Crispy Tofu Katsu with Sticky Rice
Golden, craggy panko tofu drowning in glossy coconut katsu sauce, with jewel-pink pickled ginger, a confetti of sesame and spring onion, and lime wedges ready to squeeze at the table.
Ingredients
- 600g firm tofu, drained and pressed
- 60g plain flour
- 2 large eggs, beaten
- 100g panko breadcrumbs
- 4 tbsp vegetable oil
- 1 tbsp vegetable oil
- 1 onion, finely diced
- 3 garlic cloves, finely grated
- 20g fresh ginger, finely grated
- 2 tsp medium curry powder
- ½ tsp ground turmeric
- 200ml coconut milk
- 150ml vegetable stock
- 2 tbsp soy sauce
- 1 tbsp honey
- 320g sushi rice, rinsed until the water runs clear
- 400ml cold water
- 250g tenderstem broccoli, trimmed
- 1 tbsp sesame oil
- 60g pickled ginger, to serve
- 2 tbsp toasted sesame seeds, to serve
- 3 spring onions, finely sliced on the diagonal, to serve
- small bunch of fresh coriander, leaves picked, to serve
- 2 limes, cut into wedges, to serve
Method
- Tip the rinsed sushi rice and cold water into a small saucepan with a tight-fitting lid. Bring to the boil, then drop the heat to its lowest setting and cook for 12 minutes until the water is fully absorbed. Pull off the heat and leave to steam, lid on, for 10 minutes — don't lift the lid, that's where the fluff comes from.

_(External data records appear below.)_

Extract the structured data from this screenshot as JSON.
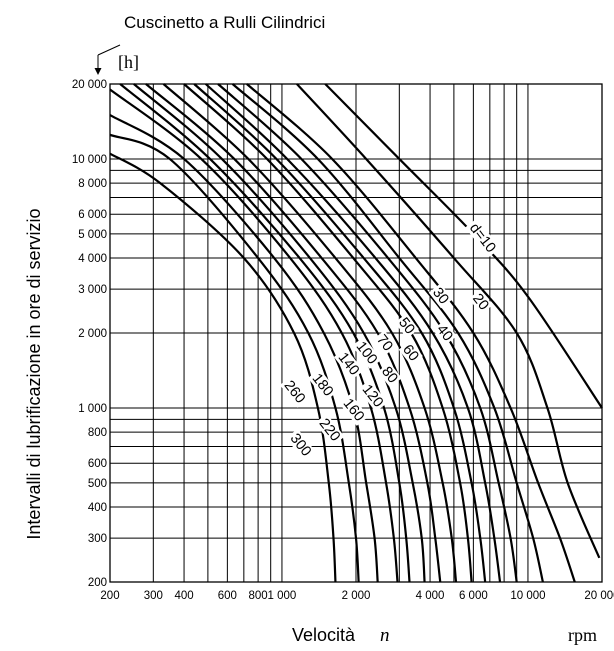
{
  "chart_data": {
    "type": "line",
    "title": "Cuscinetto a Rulli Cilindrici",
    "xlabel": "Velocità",
    "xlabel_symbol": "n",
    "xunit": "rpm",
    "ylabel": "Intervalli di lubrificazione in ore di servizio",
    "yunit": "[h]",
    "x_scale": "log",
    "y_scale": "log",
    "xlim": [
      200,
      20000
    ],
    "ylim": [
      200,
      20000
    ],
    "grid": true,
    "x_ticks": [
      {
        "value": 200,
        "label": "200"
      },
      {
        "value": 300,
        "label": "300"
      },
      {
        "value": 400,
        "label": "400"
      },
      {
        "value": 600,
        "label": "600"
      },
      {
        "value": 800,
        "label": "800"
      },
      {
        "value": 1000,
        "label": "1 000"
      },
      {
        "value": 2000,
        "label": "2 000"
      },
      {
        "value": 4000,
        "label": "4 000"
      },
      {
        "value": 6000,
        "label": "6 000"
      },
      {
        "value": 10000,
        "label": "10 000"
      },
      {
        "value": 20000,
        "label": "20 000"
      }
    ],
    "x_grid": [
      200,
      300,
      400,
      500,
      600,
      700,
      800,
      900,
      1000,
      2000,
      3000,
      4000,
      5000,
      6000,
      7000,
      8000,
      9000,
      10000,
      20000
    ],
    "y_ticks": [
      {
        "value": 200,
        "label": "200"
      },
      {
        "value": 300,
        "label": "300"
      },
      {
        "value": 400,
        "label": "400"
      },
      {
        "value": 500,
        "label": "500"
      },
      {
        "value": 600,
        "label": "600"
      },
      {
        "value": 800,
        "label": "800"
      },
      {
        "value": 1000,
        "label": "1 000"
      },
      {
        "value": 2000,
        "label": "2 000"
      },
      {
        "value": 3000,
        "label": "3 000"
      },
      {
        "value": 4000,
        "label": "4 000"
      },
      {
        "value": 5000,
        "label": "5 000"
      },
      {
        "value": 6000,
        "label": "6 000"
      },
      {
        "value": 8000,
        "label": "8 000"
      },
      {
        "value": 10000,
        "label": "10 000"
      },
      {
        "value": 20000,
        "label": "20 000"
      }
    ],
    "y_grid": [
      200,
      300,
      400,
      500,
      600,
      700,
      800,
      900,
      1000,
      2000,
      3000,
      4000,
      5000,
      6000,
      7000,
      8000,
      9000,
      10000,
      20000
    ],
    "series": [
      {
        "name": "d=10",
        "label": "d=10",
        "points": [
          [
            1500,
            20000
          ],
          [
            3000,
            10000
          ],
          [
            6000,
            5000
          ],
          [
            10000,
            2800
          ],
          [
            20000,
            1000
          ]
        ]
      },
      {
        "name": "20",
        "label": "20",
        "points": [
          [
            1150,
            20000
          ],
          [
            2200,
            10000
          ],
          [
            5000,
            4000
          ],
          [
            9000,
            2000
          ],
          [
            12000,
            1000
          ],
          [
            14500,
            500
          ],
          [
            19500,
            250
          ]
        ]
      },
      {
        "name": "30",
        "label": "30",
        "points": [
          [
            720,
            20000
          ],
          [
            1600,
            10000
          ],
          [
            3500,
            4000
          ],
          [
            6000,
            2000
          ],
          [
            8500,
            1000
          ],
          [
            11000,
            500
          ],
          [
            13500,
            300
          ],
          [
            15500,
            200
          ]
        ]
      },
      {
        "name": "40",
        "label": "40",
        "points": [
          [
            630,
            20000
          ],
          [
            1400,
            10000
          ],
          [
            3000,
            4000
          ],
          [
            5200,
            2000
          ],
          [
            7300,
            1000
          ],
          [
            9000,
            500
          ],
          [
            10500,
            300
          ],
          [
            11500,
            200
          ]
        ]
      },
      {
        "name": "50",
        "label": "50",
        "points": [
          [
            550,
            20000
          ],
          [
            1200,
            10000
          ],
          [
            2700,
            4000
          ],
          [
            4600,
            2000
          ],
          [
            6400,
            1000
          ],
          [
            7600,
            500
          ],
          [
            8500,
            300
          ],
          [
            9000,
            200
          ]
        ]
      },
      {
        "name": "60",
        "label": "60",
        "points": [
          [
            490,
            20000
          ],
          [
            1050,
            10000
          ],
          [
            2400,
            4000
          ],
          [
            4100,
            2000
          ],
          [
            5700,
            1000
          ],
          [
            6700,
            500
          ],
          [
            7300,
            300
          ],
          [
            7700,
            200
          ]
        ]
      },
      {
        "name": "70",
        "label": "70",
        "points": [
          [
            440,
            20000
          ],
          [
            950,
            10000
          ],
          [
            2150,
            4000
          ],
          [
            3700,
            2000
          ],
          [
            5000,
            1000
          ],
          [
            5900,
            500
          ],
          [
            6400,
            300
          ],
          [
            6700,
            200
          ]
        ]
      },
      {
        "name": "80",
        "label": "80",
        "points": [
          [
            400,
            20000
          ],
          [
            870,
            10000
          ],
          [
            1950,
            4000
          ],
          [
            3350,
            2000
          ],
          [
            4500,
            1000
          ],
          [
            5300,
            500
          ],
          [
            5700,
            300
          ],
          [
            5900,
            200
          ]
        ]
      },
      {
        "name": "100",
        "label": "100",
        "points": [
          [
            330,
            20000
          ],
          [
            730,
            10000
          ],
          [
            1650,
            4000
          ],
          [
            2800,
            2000
          ],
          [
            3800,
            1000
          ],
          [
            4500,
            500
          ],
          [
            4900,
            300
          ],
          [
            5100,
            200
          ]
        ]
      },
      {
        "name": "120",
        "label": "120",
        "points": [
          [
            280,
            20000
          ],
          [
            640,
            10000
          ],
          [
            1450,
            4000
          ],
          [
            2450,
            2000
          ],
          [
            3300,
            1000
          ],
          [
            3900,
            500
          ],
          [
            4200,
            300
          ],
          [
            4400,
            200
          ]
        ]
      },
      {
        "name": "140",
        "label": "140",
        "points": [
          [
            250,
            20000
          ],
          [
            570,
            10000
          ],
          [
            1300,
            4000
          ],
          [
            2150,
            2000
          ],
          [
            2900,
            1000
          ],
          [
            3400,
            500
          ],
          [
            3700,
            300
          ],
          [
            3800,
            200
          ]
        ]
      },
      {
        "name": "160",
        "label": "160",
        "points": [
          [
            220,
            20000
          ],
          [
            510,
            10000
          ],
          [
            1180,
            4000
          ],
          [
            1950,
            2000
          ],
          [
            2600,
            1000
          ],
          [
            3000,
            500
          ],
          [
            3200,
            300
          ],
          [
            3300,
            200
          ]
        ]
      },
      {
        "name": "180",
        "label": "180",
        "points": [
          [
            200,
            19000
          ],
          [
            470,
            10000
          ],
          [
            1080,
            4000
          ],
          [
            1750,
            2000
          ],
          [
            2300,
            1000
          ],
          [
            2650,
            500
          ],
          [
            2850,
            300
          ],
          [
            2950,
            200
          ]
        ]
      },
      {
        "name": "220",
        "label": "220",
        "points": [
          [
            200,
            15000
          ],
          [
            400,
            10000
          ],
          [
            930,
            4000
          ],
          [
            1480,
            2000
          ],
          [
            1950,
            1000
          ],
          [
            2200,
            500
          ],
          [
            2380,
            300
          ],
          [
            2450,
            200
          ]
        ]
      },
      {
        "name": "260",
        "label": "260",
        "points": [
          [
            200,
            12500
          ],
          [
            350,
            10000
          ],
          [
            800,
            4000
          ],
          [
            1280,
            2000
          ],
          [
            1650,
            1000
          ],
          [
            1870,
            500
          ],
          [
            2000,
            300
          ],
          [
            2050,
            200
          ]
        ]
      },
      {
        "name": "300",
        "label": "300",
        "points": [
          [
            200,
            10500
          ],
          [
            320,
            8000
          ],
          [
            700,
            4000
          ],
          [
            1120,
            2000
          ],
          [
            1400,
            1000
          ],
          [
            1550,
            500
          ],
          [
            1620,
            300
          ],
          [
            1650,
            200
          ]
        ]
      }
    ]
  }
}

- Meanwhile, make the katsu sauce. Heat 1 tbsp vegetable oil in a heavy saucepan over a medium heat and fry the onion with a good pinch of salt for 5–6 minutes until softened and lightly golden at the edges.
- Add the garlic and ginger and stir for 30 seconds, just until fragrant — don't let the garlic burn or the whole sauce turns bitter.
- Tip in the curry powder and turmeric and bloom the spices in the oil for 30–60 seconds until fragrant and a shade darker. Raw curry powder tastes dusty; bloomed, it tastes of itself.
- Pour in the coconut milk, stock, soy sauce and honey. Simmer for 8–10 minutes, stirring occasionally, until the sauce thickens enough to coat the back of a spoon — the coconut and stock together break the spices down into something glossy. Taste, season, taste again — most of the salt comes from the soy, but a final pinch ties it together. Keep warm on a low heat.
- While the sauce simmers, press the tofu dry with kitchen paper — water means steam, and steam means no crust — then cut into 8 even slabs. Set up a breading station: seasoned flour (salt and pepper through it) in one shallow bowl, beaten egg in a second, panko in a third.
- Dust each tofu slab in flour, dip in egg, then press firmly into the panko so every side is fully coated in a thick, craggy crust. Press, don't sprinkle — the crust you build now is the crust you eat.
- Heat 4 tbsp vegetable oil in a large frying pan over a medium-high heat until the oil shimmers. Fry the tofu in two batches in a single layer — crowd the pan and the panko goes pale and oily instead of crisp — for 3–4 minutes per side until deeply golden and shatteringly crisp. Transfer to a wire rack, not kitchen paper, so the crust stays crunchy.
- Wipe out the pan, add the sesame oil and cook the tenderstem over a high heat for 3–4 minutes, turning occasionally, until charred at the edges and just tender. Season well with salt.
- Divide the sticky rice between four bowls and arrange the crispy tofu alongside the charred tenderstem. Spoon the warm katsu sauce generously over the tofu so it pools around the rice. Scatter over the spring onions, toasted sesame seeds, pickled ginger and torn coriander leaves, and squeeze a lime wedge over each bowl — the acid cuts straight through the coconut richness.